Inko broke off in a high-pitched, heart wrenching wail, and she fell to the floor with her head in her hands. She cried louder than Izuku had ever heard her, and he was frozen useless in shock, feet planted to the ground, heart somewhere under it. All Might kneeled next to his love, embracing her to him and letting her cry, ignoring the red marks on his arm and in his eyes. He loved her so much, Izuku realized, and his mother loved him — loved Izuku.
And Izuku, who had known that unshakable fact since he was born, was left dumbfounded.
"I'm…" Izuku said, or thought he said. His voice was too small, even to him. "I'm going back to my room."
He stumbled backwards and hit a shelf, rattling the contents inside it, but the clicks and clings of porcelain in his ears couldn't begin to rival his mother's cries. He walked backwards again, but his strength left him when he got to the staircase, so he merely stumbled and sat on the lowest step, drained.

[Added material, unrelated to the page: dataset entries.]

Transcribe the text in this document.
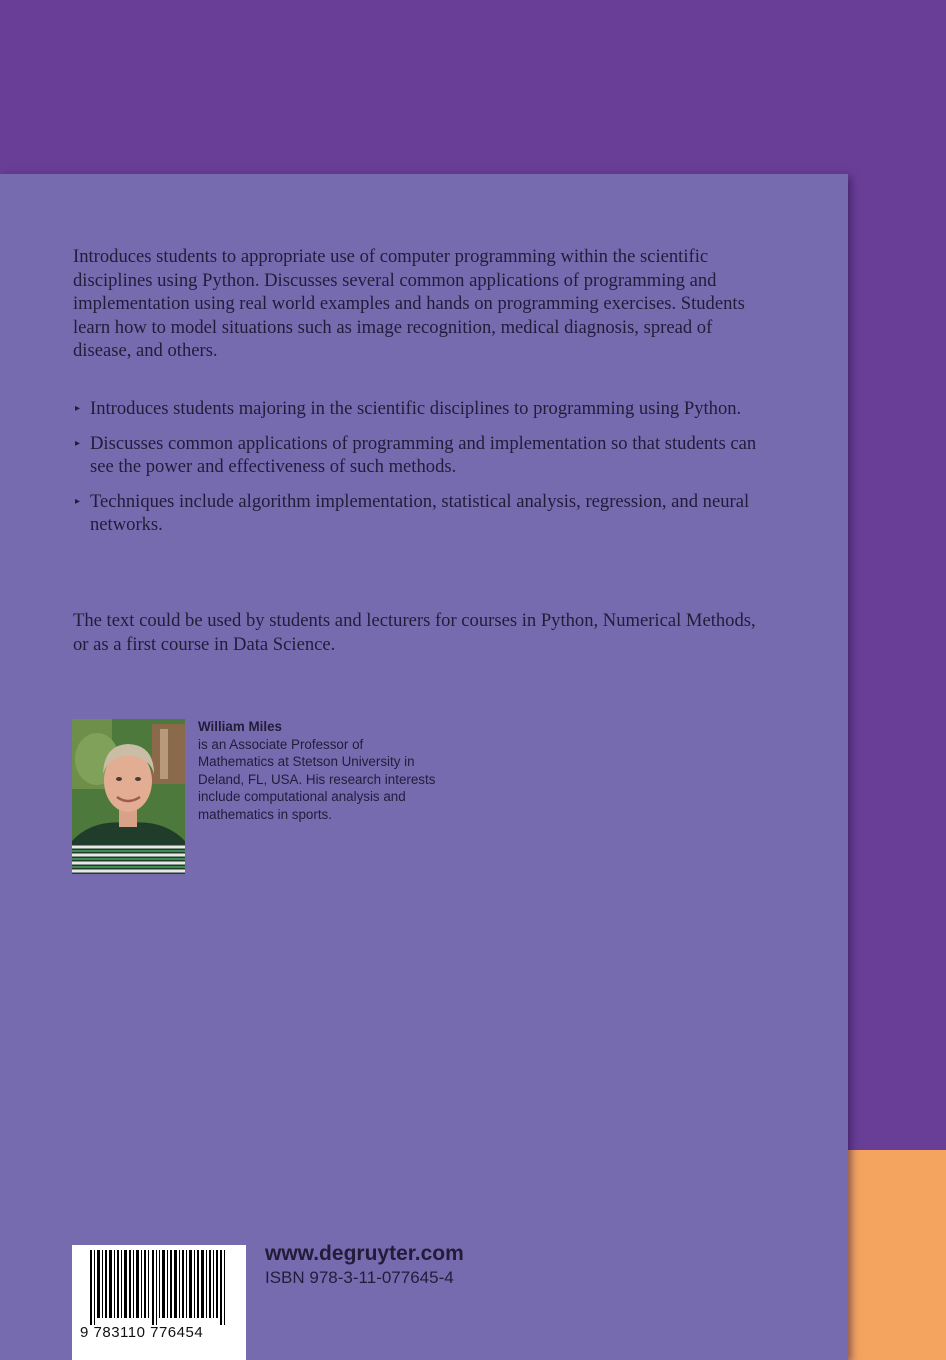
Introduces students to appropriate use of computer programming within the scientific disciplines using Python. Discusses several common applications of programming and implementation using real world examples and hands on programming exercises. Students learn how to model situations such as image recognition, medical diagnosis, spread of disease, and others.
▸ Introduces students majoring in the scientific disciplines to programming using Python.
▸ Discusses common applications of programming and implementation so that students can see the power and effectiveness of such methods.
▸ Techniques include algorithm implementation, statistical analysis, regression, and neural networks.
The text could be used by students and lecturers for courses in Python, Numerical Methods, or as a first course in Data Science.
William Miles
is an Associate Professor of Mathematics at Stetson University in Deland, FL, USA. His research interests include computational analysis and mathematics in sports.
9 783110 776454
www.degruyter.com
ISBN 978-3-11-077645-4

He could hear All Might speaking. And then, his mom. He couldn't make out what they were saying — which was good. It meant they weren't screaming in each other's faces. But, then his mother sobbed again, and Izuku wished he had never woken up.
Why can't you have some mercy for your fucking mother, Izuku.
Izuku was so out of it that the first thing that came to his mind was, "Mom swore."
Swore.
Kacchan.
Izuku craned his neck, eyes locking with the front door.
Kacchan didn't want to see him.
Why not?
Izuku wanted to kiss him so bad. Wanted to hold him. Ask him if they could still have another date before his summer classes.
Despite the heavy haze hanging over his eyes, Izuku still remembered their date in high definition. The morning of it, the bathroom, the ramen shop, the convenience store. The villain. The blood on Kacchan's clothes and Izuku's hands. The glass.
Izuku blinked, like the cinema had halted the movie halfway and left the audience — Izuku, in just one chair looking dead ahead — alone in the dark.
Izuku slumped sideways, leaning on the banister. He glanced at the door again, Kacchan's house on his mind, on the street, just steps away, but thought better of it when he heard his parents shuffling in the living room.
Inko and All Might were at the doorway, looking at him, strange, strained half-smiles on their faces that Izuku faintly remembered as something his mom and biological father had done after signing their divorce papers. All Might had an arm loosely curled around Inko's shoulders.
Inko was the first to break the silence. "Do you want some cereal, sweetie?"
Izuku blinked, and said in a flat voice, "Yeah, sure."
"Mm. Yagi?"
"Sounds wonderful. I'll make the coffee."
"Okay." Inko smiled at him, nowhere near reaching her eyes, but was a start, as he went. Then, she met her son's eyes, and something inside her seemed to pop and deflate, like a balloon half-filled with air. Her smile dropped slowly, but then she breathed in and looked at him again. "Get the milk from the fridge, will you, Izuku?"
"Mom."
"Get the milk first," she said sternly. "Please."
Izuku paused. "Okay." He looked at the door again. "Is Kacchan going to be here later?"
No response. When he turned back, his mom wasn't there anymore.